Walk with caution | Indian express
Among the 26 bills listed for consideration in the winter session of Parliament starting on Monday is the Cryptocurrency and Official Digital Currency Regulation Bill, 2021. The bill throws in the bases of a framework for the introduction of the digital currency which is to be issued by the Reserve Bank of India (RBI). But, at the same time, it also seeks to “ban all private cryptocurrencies in India”, allowing “certain exceptions to promote the underlying technology of the cryptocurrency and its uses”. While granular details are expected, this would be a mistake. Certainly, there are legitimate concerns about cryptocurrencies. But an outright ban, even if there are questions about its applicability, would not be the prudent path to take. In its haste to clarify the matter, the government should not make the mistake of rushing this bill through without a detailed discussion of the implications of its action. If the government is to learn any lesson from the agricultural law saga, it is that it is better to avoid passing contentious laws in Parliament without proper debate and discussion.

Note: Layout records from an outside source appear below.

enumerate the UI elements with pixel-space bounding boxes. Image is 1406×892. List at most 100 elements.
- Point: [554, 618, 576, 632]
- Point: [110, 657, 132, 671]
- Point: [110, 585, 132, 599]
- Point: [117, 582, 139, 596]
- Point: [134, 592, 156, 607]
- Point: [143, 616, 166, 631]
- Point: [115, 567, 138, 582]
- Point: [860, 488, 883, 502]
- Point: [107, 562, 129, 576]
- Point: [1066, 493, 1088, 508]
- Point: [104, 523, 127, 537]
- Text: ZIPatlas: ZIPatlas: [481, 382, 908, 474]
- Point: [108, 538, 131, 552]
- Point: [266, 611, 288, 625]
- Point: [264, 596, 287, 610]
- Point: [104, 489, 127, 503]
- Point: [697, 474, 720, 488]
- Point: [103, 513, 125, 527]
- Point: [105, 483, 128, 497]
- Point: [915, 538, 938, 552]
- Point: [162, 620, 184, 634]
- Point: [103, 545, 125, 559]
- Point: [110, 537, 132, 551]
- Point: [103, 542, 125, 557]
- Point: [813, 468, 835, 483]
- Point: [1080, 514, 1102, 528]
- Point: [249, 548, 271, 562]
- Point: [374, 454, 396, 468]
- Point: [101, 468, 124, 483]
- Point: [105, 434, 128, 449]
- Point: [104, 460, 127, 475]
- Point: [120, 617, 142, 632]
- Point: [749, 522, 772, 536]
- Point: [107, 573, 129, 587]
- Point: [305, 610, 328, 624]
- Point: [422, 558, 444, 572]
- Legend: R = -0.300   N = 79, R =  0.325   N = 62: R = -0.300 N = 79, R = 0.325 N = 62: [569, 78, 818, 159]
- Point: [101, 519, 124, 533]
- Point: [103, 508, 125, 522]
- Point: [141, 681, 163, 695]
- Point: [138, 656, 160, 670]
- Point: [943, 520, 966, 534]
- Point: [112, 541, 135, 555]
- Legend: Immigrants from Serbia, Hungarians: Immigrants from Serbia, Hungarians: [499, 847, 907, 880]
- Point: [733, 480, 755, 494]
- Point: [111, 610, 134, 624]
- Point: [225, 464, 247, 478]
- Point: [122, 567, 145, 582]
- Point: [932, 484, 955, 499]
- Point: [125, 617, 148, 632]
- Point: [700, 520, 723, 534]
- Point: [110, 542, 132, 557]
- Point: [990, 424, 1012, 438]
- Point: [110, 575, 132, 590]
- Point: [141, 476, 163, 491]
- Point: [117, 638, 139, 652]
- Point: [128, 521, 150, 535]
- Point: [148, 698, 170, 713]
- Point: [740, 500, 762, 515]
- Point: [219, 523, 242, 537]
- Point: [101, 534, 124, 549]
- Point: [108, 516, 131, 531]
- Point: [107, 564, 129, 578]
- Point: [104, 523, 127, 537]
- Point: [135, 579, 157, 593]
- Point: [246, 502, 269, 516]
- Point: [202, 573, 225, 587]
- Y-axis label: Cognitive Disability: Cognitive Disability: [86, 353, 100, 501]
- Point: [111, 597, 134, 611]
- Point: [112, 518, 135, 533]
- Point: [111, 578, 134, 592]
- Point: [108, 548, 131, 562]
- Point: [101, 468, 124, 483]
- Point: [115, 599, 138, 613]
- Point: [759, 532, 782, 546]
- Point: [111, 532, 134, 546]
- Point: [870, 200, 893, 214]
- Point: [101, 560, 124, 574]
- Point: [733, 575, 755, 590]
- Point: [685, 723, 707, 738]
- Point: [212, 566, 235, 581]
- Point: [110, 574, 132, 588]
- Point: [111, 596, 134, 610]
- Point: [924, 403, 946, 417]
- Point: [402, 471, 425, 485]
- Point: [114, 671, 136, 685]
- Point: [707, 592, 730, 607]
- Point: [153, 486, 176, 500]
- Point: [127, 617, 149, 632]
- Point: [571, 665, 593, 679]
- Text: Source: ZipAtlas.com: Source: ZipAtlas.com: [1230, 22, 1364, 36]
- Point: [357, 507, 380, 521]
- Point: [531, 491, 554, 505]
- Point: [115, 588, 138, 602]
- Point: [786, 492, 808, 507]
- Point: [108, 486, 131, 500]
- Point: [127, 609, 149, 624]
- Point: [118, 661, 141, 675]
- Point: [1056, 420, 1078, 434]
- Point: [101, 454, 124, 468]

Across the world, the response to cryptocurrencies has varied. In September, China imposed a complete ban on crypto transactions. Countries like Japan and the UK have created space for their operation. The regulatory architecture, the rules of governance, the scope of taxation depend on how the country views cryptocurrency – as a currency, an asset or a commodity. While concerns about money laundering and terrorist financing have been raised repeatedly, from a monetary and fiscal policy perspective as well, there are valid concerns. Central banks fear the erosion of their monetary sovereignty, in particular through stable coins backed by reserve assets. If their acceptance as a medium of exchange gains ground, the effectiveness of their policies in responding to economic cycles will be called into question. Then there is also the loss of seigniorage income that must be faced. Additionally, an outright ban may simply push these activities beyond the scope of the app, complicating matters.
The question is controversial to say the least. There are strong differences of opinion even among policy makers. For example, RBI Governor Shaktikanta Das has repeatedly warned against cryptocurrencies, arguing that “there are serious concerns about macroeconomic and financial stability.” But a previous meeting chaired by the Prime Minister had spoken in favor of “progressive and forward-looking” measures in the field of cryptocurrency. Likewise, members of the Standing Committee on Finance, chaired by BJP member Jayant Sinha, are said to be more in favor of regulation, not a ban on cryptocurrencies. Considering that not everyone is on the same wavelength, the government must exercise caution. The way forward should be dictated by discussions and consultations with all stakeholders.